Jesus and the New Testament writers have a few things to say regarding peace, love, and understanding.

  • On Peace. We often make a big deal of Jesus saying in Matthew 10:34 that He does not bring peace but a sword. We use that passage to occasionally defend ugly behavior, and we overlook the fact that the image of a sword is consistently applied to His message in the New Testament – not His people. His word is divisive, but we are to be peaceful. James 3:17 tells us that wisdom from above is peaceable and full of mercy. Jesus, in Matthew 5:9, calls peacemakers sons of God. Peace is listed as a fruit of the spirit in Galatians 5:22 along with gentleness in verse 23, and Romans 12:18 calls on us to live peaceably with all men. We are a peaceful people.
  • On Love. In Mark 12:28-31, a scribe asks Jesus what the greatest command is, and Jesus answers with two – love God and love our fellow man. I Corinthians 13 goes into a long description of what Christian love mean – being humble, hoping for the best, being gentle, patient, etc. – and verse 8 concludes that Christian love is unfailing. Jesus, in John 13:35, calls our love our identifying trait, and I John 4:7 calls those who demonstrate love born of God. Our lives should be defined by the love we show others.
  • On Understanding. This understanding is more than academic knowledge. It implies empathy, caring, and concern. Galatians 6:2 simply calls on us to bear each other’s burdens. To do this, we must be understanding toward each other. In Matthew 6:14, Jesus calls on us to be as forgiving toward others as we expect God to be of us. Ephesians 4:2 calls us to be gentle and long-suffering in our walk of unity, and Philippians 4:5 says our gentleness should be evident before all. We must be understanding if we are going to be a patient and forgiving people.

What’s So Funny Then?

What, then, is so funny about peace, love, and understanding? The answer is nothing, and when we criticize or mock these qualities in others, we make a mockery of the name we wear. In Matthew 23, Jesus decries the Pharisses’ habits of making mountains of molehills while neglecting the weightier matters. I fear we too often let personal agendas, political affiliations, and societal biases inform or be reflected in our lives more than the qualities demonstrated by our Savior. We cannot be more concerned with being good fiscal conservatives than good Christians; more concerned with following in the footsteps of the GOP that the footsteps of Christ; nor should we make more of our citizenship in this nation than we do our citizenship in Heaven. Jesus was peaceful. He was loving. He was understanding. We should be also.

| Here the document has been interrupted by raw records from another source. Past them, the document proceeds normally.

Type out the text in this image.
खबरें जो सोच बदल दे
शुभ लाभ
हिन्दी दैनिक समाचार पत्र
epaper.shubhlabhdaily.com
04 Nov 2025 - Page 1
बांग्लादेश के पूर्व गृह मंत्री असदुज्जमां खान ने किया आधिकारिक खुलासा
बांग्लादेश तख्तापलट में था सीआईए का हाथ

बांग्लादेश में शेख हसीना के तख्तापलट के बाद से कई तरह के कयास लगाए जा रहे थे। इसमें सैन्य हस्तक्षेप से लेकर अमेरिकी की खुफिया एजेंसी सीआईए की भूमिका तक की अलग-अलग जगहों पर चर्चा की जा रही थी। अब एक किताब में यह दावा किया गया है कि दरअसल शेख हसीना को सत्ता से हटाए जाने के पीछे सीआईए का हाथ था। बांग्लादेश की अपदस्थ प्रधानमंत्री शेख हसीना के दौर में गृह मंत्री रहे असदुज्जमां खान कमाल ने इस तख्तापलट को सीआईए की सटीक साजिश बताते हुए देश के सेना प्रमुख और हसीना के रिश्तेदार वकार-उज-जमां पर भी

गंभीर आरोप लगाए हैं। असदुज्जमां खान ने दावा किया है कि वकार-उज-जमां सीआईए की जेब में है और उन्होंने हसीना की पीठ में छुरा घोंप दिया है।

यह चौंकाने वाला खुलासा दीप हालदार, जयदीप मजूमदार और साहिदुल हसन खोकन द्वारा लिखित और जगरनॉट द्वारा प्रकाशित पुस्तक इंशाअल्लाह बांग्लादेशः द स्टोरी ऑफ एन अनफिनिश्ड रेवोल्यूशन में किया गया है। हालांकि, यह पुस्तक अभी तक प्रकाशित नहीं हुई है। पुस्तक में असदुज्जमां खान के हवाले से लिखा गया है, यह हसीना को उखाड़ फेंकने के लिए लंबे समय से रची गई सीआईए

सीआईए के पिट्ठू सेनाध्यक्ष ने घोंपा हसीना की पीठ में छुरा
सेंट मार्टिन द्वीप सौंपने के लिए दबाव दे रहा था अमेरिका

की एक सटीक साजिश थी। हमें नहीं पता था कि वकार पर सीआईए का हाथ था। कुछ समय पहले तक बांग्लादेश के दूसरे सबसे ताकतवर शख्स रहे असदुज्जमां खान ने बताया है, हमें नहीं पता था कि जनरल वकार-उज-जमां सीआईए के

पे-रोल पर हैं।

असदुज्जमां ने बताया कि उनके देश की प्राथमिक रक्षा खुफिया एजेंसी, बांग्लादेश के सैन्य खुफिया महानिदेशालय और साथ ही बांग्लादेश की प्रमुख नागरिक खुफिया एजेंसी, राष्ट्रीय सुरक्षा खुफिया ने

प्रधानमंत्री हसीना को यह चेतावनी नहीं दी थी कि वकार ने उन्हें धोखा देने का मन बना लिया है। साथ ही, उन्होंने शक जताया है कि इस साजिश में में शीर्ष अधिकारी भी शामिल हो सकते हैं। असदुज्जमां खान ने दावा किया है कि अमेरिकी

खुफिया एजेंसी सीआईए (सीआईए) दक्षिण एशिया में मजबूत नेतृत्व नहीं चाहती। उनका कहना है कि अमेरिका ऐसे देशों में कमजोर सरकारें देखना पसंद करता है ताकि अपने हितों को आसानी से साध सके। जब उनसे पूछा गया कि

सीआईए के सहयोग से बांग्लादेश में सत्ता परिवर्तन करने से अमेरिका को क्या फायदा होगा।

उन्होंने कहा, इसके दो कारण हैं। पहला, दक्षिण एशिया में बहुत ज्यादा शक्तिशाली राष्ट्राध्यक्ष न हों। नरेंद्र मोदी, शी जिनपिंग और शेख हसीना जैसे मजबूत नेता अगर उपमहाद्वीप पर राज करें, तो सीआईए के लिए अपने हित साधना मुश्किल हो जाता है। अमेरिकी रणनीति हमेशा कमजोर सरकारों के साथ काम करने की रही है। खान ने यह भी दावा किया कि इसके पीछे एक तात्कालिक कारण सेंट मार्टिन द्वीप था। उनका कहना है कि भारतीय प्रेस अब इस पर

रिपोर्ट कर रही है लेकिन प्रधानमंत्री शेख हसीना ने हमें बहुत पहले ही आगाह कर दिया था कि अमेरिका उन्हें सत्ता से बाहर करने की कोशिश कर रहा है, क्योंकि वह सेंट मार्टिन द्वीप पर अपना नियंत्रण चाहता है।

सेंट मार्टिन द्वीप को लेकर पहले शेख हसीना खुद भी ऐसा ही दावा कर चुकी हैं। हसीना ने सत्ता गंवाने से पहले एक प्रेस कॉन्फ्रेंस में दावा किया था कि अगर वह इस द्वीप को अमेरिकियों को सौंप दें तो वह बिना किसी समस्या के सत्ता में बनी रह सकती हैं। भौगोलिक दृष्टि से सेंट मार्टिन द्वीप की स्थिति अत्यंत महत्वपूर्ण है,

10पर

We have a God who understands our troubles and cares for us according to I Peter 5:6-7. John 3:16 tells us that God’s love for us is so complete He sent His Son to die, and Philippianns 4:7 tells us that we find peace that surpasses understanding in Him. Our God is one of peace, love, and understanding. There is nothing funny about these qualities, and He asks us to live likewise in His image. Our daily lives should demonstrate that we see value in peace, love, and understanding.